Zo werkt het gefoeter van Elisabeth op de Duitse taal bij oppervlakkige lezing louter op de lachspieren, maar daaronder voel je haar eenzaamheid en haar heimwee naar Engeland: De Duitse landen kenden geen echt theater, ze hadden alleen armzalige komedianten die schreeuwend door de regen huppelden, scheten lieten en elkaar een pak rammel gaven. Dat kwam waarschijnlijk door de logge taal; Duits was geen taal voor het theater, het was een brouwsel van klaaglijke klanken en hard gegrom, het was een taal die klonk alsof iemand zijn best deed om niet te kokhalzen, alsof een koe een hoestbui had.
In Londen was Elizabeth het echte theater gewend.
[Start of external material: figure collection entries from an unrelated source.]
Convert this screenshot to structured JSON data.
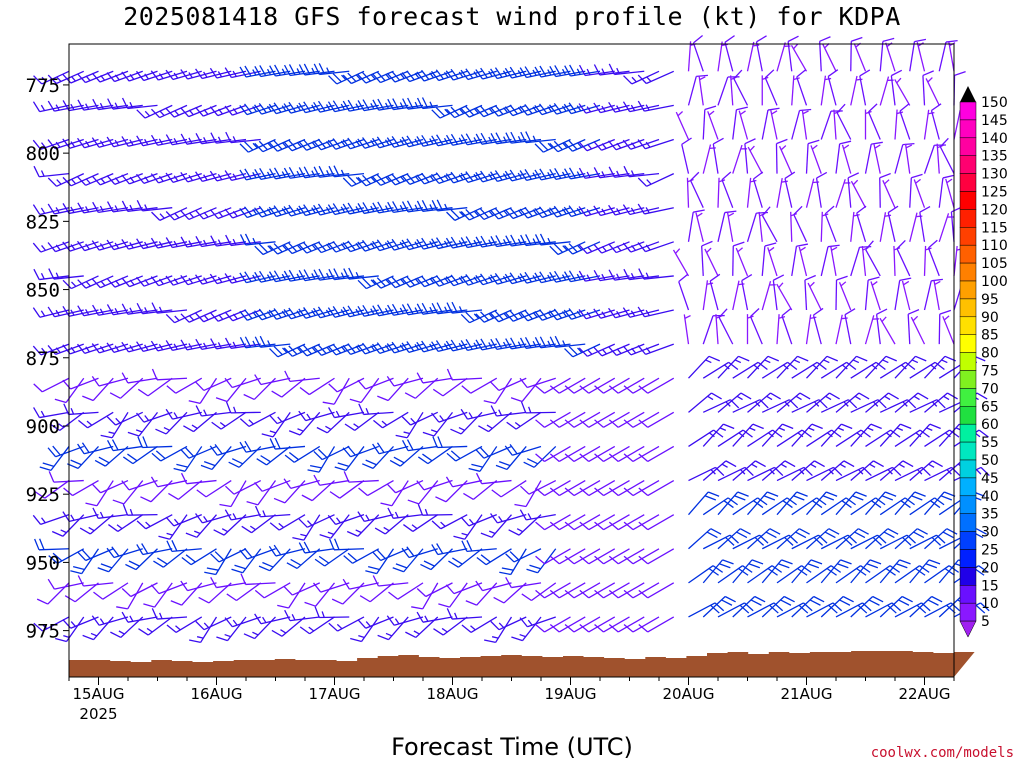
{
  "title": "2025081418 GFS forecast wind profile (kt) for KDPA",
  "xlabel": "Forecast Time (UTC)",
  "credit": "coolwx.com/models",
  "chart_data": {
    "type": "wind-barb-time-height",
    "y_ticks": [
      "775",
      "800",
      "825",
      "850",
      "875",
      "900",
      "925",
      "950",
      "975"
    ],
    "y_tick_values": [
      775,
      800,
      825,
      850,
      875,
      900,
      925,
      950,
      975
    ],
    "y_range": [
      760,
      992
    ],
    "x_ticks": [
      "15AUG",
      "16AUG",
      "17AUG",
      "18AUG",
      "19AUG",
      "20AUG",
      "21AUG",
      "22AUG"
    ],
    "x_tick_hours": [
      6,
      30,
      54,
      78,
      102,
      126,
      150,
      174
    ],
    "x_subtick": "2025",
    "x_range_hours": [
      0,
      180
    ],
    "surface_pressure_approx": 986,
    "colorbar_values": [
      "5",
      "10",
      "15",
      "20",
      "25",
      "30",
      "35",
      "40",
      "45",
      "50",
      "55",
      "60",
      "65",
      "70",
      "75",
      "80",
      "85",
      "90",
      "95",
      "100",
      "105",
      "110",
      "115",
      "120",
      "125",
      "130",
      "135",
      "140",
      "145",
      "150"
    ],
    "colorbar_colors": [
      "#8a18ff",
      "#6a10ff",
      "#2000e8",
      "#0020ff",
      "#0040ff",
      "#0070ff",
      "#0090ff",
      "#00b0ff",
      "#00d0e0",
      "#00e8c0",
      "#00f0a0",
      "#20e040",
      "#40f040",
      "#80f020",
      "#c0ff00",
      "#ffff00",
      "#ffe000",
      "#ffc000",
      "#ffa000",
      "#ff8000",
      "#ff6000",
      "#ff4000",
      "#ff2000",
      "#ff0000",
      "#ff0040",
      "#ff0070",
      "#ff00a0",
      "#ff00c0",
      "#ff00e0",
      "#ff00ff"
    ],
    "wind_speed_kt_summary": [
      {
        "period": "15AUG-17AUG, 775-875 hPa",
        "direction": "west-southwest",
        "speed_kt": "10-30"
      },
      {
        "period": "17AUG-19AUG, 775-875 hPa",
        "direction": "west-southwest",
        "speed_kt": "20-30"
      },
      {
        "period": "19AUG-20AUG, 775-925 hPa",
        "direction": "west",
        "speed_kt": "5-15"
      },
      {
        "period": "20AUG-22AUG, 900-975 hPa",
        "direction": "northeast",
        "speed_kt": "10-25"
      },
      {
        "period": "20AUG-22AUG, 775-875 hPa",
        "direction": "north to northwest",
        "speed_kt": "5-10"
      }
    ]
  }
}
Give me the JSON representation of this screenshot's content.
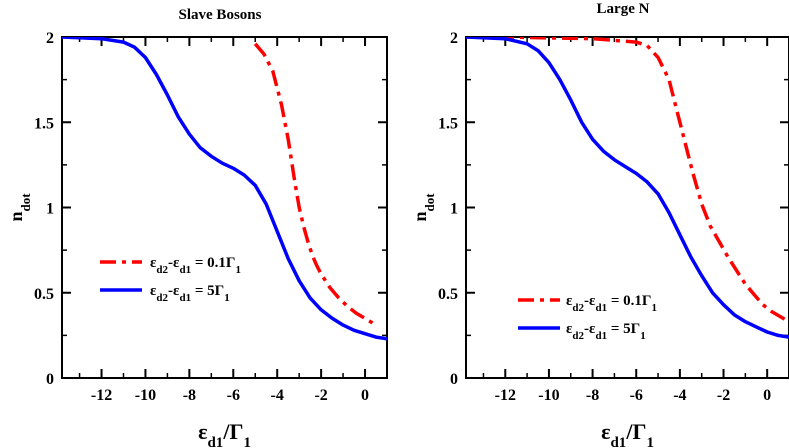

Op haar bruiloft met Frederik in Londen was The Tempest opgevoerd, met Shakespeare zelf in de hoofdrol. Daar had ze het hofleven gezien zoals het hoorde te zijn.
Dompel je onder in de wervelende taal van Kehlmann, ruik hoe de kadavers op de slagvelden stonken, leer Kircher, Frederik, Elisabeth, Claus, Tijl en al die anderen kennen als mensen van vlees en bloed. Kehlmann geeft op een sprankelende manier een inkijk in ’s mensen ambities en onmacht in de vroege 17de eeuw zonder naar archaïsche taal te grijpen. Lees Tijl.